More Like RWD Is More Like It
At least once during every drive of a hot-rod Audi S, R, or RS model, we ask the Question, as in: "Will Audi ever give in and make us a rear-driver performance car with the engine up front?" In response this time, Peter Schwarzenbauer of the Audi management board told us, "Never. Not while I'm here, at the very least."
So, rather than invest in a rear-wheel-drive platform that can turn an Audi into a BMW, Ingolstadt has done everything it can to urge its heavy, high-performance all-wheel-drive cars to let us have more fun during more technical driving — that is to say, something more than the usual lack of decent turn-in followed by mad understeer. In this case, the 2009 Audi S4 introduces the company's pretty good solution.

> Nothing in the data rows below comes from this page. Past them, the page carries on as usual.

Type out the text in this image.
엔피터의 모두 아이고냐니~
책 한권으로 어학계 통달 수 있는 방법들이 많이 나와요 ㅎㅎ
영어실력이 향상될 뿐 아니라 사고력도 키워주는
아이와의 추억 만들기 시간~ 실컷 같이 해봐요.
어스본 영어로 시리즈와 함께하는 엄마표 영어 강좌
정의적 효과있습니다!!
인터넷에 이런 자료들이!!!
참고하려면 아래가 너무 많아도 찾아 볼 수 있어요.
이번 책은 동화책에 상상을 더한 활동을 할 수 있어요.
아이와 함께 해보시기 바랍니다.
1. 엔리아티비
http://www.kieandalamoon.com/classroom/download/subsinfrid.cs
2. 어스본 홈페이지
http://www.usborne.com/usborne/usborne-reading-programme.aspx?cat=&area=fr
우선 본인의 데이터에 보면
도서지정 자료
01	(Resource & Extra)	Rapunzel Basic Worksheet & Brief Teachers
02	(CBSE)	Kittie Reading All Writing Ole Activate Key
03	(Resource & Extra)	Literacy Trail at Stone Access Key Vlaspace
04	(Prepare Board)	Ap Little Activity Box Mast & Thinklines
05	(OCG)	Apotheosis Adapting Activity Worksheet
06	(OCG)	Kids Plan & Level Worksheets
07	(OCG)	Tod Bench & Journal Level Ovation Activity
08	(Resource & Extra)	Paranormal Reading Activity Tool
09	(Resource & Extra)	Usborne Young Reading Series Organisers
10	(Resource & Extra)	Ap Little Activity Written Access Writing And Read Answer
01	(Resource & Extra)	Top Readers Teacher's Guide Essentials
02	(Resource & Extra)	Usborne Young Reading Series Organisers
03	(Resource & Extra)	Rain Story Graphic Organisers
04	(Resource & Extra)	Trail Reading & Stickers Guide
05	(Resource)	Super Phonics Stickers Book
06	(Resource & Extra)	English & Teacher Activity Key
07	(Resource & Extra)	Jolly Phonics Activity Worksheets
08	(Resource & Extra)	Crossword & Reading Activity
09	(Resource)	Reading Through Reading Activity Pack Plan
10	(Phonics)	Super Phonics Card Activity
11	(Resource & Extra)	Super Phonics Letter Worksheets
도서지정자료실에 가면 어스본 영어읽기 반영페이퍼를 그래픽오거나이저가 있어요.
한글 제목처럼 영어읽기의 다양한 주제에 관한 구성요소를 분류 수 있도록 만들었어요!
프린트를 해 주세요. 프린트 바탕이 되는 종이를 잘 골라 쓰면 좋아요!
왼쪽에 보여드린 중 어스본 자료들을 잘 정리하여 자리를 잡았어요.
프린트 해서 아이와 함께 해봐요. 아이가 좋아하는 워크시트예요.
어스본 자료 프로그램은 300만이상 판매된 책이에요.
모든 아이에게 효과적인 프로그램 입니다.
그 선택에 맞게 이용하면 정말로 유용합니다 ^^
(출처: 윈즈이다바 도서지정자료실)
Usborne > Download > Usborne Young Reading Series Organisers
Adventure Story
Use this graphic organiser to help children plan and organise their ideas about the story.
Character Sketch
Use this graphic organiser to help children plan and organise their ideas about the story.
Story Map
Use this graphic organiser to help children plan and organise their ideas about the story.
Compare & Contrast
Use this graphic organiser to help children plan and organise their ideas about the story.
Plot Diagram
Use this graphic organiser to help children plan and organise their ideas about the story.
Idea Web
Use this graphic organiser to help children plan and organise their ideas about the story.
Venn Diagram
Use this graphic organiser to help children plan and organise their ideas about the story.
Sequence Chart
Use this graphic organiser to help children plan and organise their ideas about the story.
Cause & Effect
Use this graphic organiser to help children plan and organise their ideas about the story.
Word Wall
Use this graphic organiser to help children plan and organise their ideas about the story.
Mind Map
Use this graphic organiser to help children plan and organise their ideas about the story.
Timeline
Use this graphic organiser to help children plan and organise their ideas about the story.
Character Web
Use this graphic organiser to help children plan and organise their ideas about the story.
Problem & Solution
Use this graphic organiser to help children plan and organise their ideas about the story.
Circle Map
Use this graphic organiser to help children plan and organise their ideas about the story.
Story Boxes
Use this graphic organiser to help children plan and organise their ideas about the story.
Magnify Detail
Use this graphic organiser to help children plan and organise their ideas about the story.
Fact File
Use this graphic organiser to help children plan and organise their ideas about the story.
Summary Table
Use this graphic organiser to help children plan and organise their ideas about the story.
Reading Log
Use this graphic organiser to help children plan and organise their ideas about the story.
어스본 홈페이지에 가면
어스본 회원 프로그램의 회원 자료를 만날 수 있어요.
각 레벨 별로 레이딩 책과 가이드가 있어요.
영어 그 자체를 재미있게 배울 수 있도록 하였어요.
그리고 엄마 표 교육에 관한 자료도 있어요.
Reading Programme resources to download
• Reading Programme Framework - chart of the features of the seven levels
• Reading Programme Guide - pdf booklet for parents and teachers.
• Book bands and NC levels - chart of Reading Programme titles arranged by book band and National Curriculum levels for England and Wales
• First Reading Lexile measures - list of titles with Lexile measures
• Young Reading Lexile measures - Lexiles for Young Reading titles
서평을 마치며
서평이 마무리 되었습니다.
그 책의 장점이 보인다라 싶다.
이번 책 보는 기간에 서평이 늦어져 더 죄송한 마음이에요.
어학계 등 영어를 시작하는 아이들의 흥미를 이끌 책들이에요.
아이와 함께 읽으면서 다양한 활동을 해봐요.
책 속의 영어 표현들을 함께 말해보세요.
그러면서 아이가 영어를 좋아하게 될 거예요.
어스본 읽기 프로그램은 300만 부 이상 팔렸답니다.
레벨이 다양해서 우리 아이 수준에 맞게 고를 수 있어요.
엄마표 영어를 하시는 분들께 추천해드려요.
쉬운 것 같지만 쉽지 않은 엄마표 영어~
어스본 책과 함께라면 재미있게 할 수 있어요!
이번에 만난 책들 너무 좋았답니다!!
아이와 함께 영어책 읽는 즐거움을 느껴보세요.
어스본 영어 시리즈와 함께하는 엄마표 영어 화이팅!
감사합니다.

For around $900 (and well worth it), you can equip your S4 with a rear-mounted sport differential supplied by Magna in Austria. Much like the recently introduced rear differential for the Haldex all-wheel-drive system used by Saab and the new all-wheel-drive BMW xDrive solution, the Magna differential shifts torque across the rear wheels, accelerating the outside rear wheel to push you through a curve proactively instead of just waiting around for stability control to poop on the party.
We got our best results by disabling the stability control and anti-slide-recovery electronics, dialing the ADS configuration to Dynamic and just going for it. Thanks to an overall ride height that's 0.8 inch lower than that of the A6, the optional 19-inch wheels with harder Dunlop tires, Audi's newest steering with just 2.2 turns lock-to-lock, 80 percent of the engine torque going to the rear wheels (40 percent front/60 percent rear is the usual split), stiffer springs, more tire camber and steering caster, and quick supercharged engine response (whew!), the 2009 Audi S4 attacked the track and rural roads with uncommon zeal for a car based on the cooking A4.
This car can still understeer, but it now has a chassis that's up to clubsport-style antics. Of course, if you could equip an A4 with a 25:75 bias Quattro setup with the extreme possibility of a 5:95 split and then peel off another 200 pounds yet, such a car could be a legend. For now, though, the 2009 Audi S4 is sweet progress.
Fierce and Frugal
Even though the S4's supercharged V6 encourages you to seek its 7,000-rpm redline and its exhaust note puts us in mind of a double-barreled fat-bore V8, Audi is estimating this car with a manual transmission will achieve 17 mpg EPA city and 32 mpg EPA highway in the U.S. The S tronic car coaxes 1 mpg more from the highway rating.
Audi itself reckons that this supercharged V6 delivers 30 percent better fuel economy than the 4.2-liter V8. Carbon-dioxide emissions ratings are way down here versus the V8 as well, to the tune of 21 percent.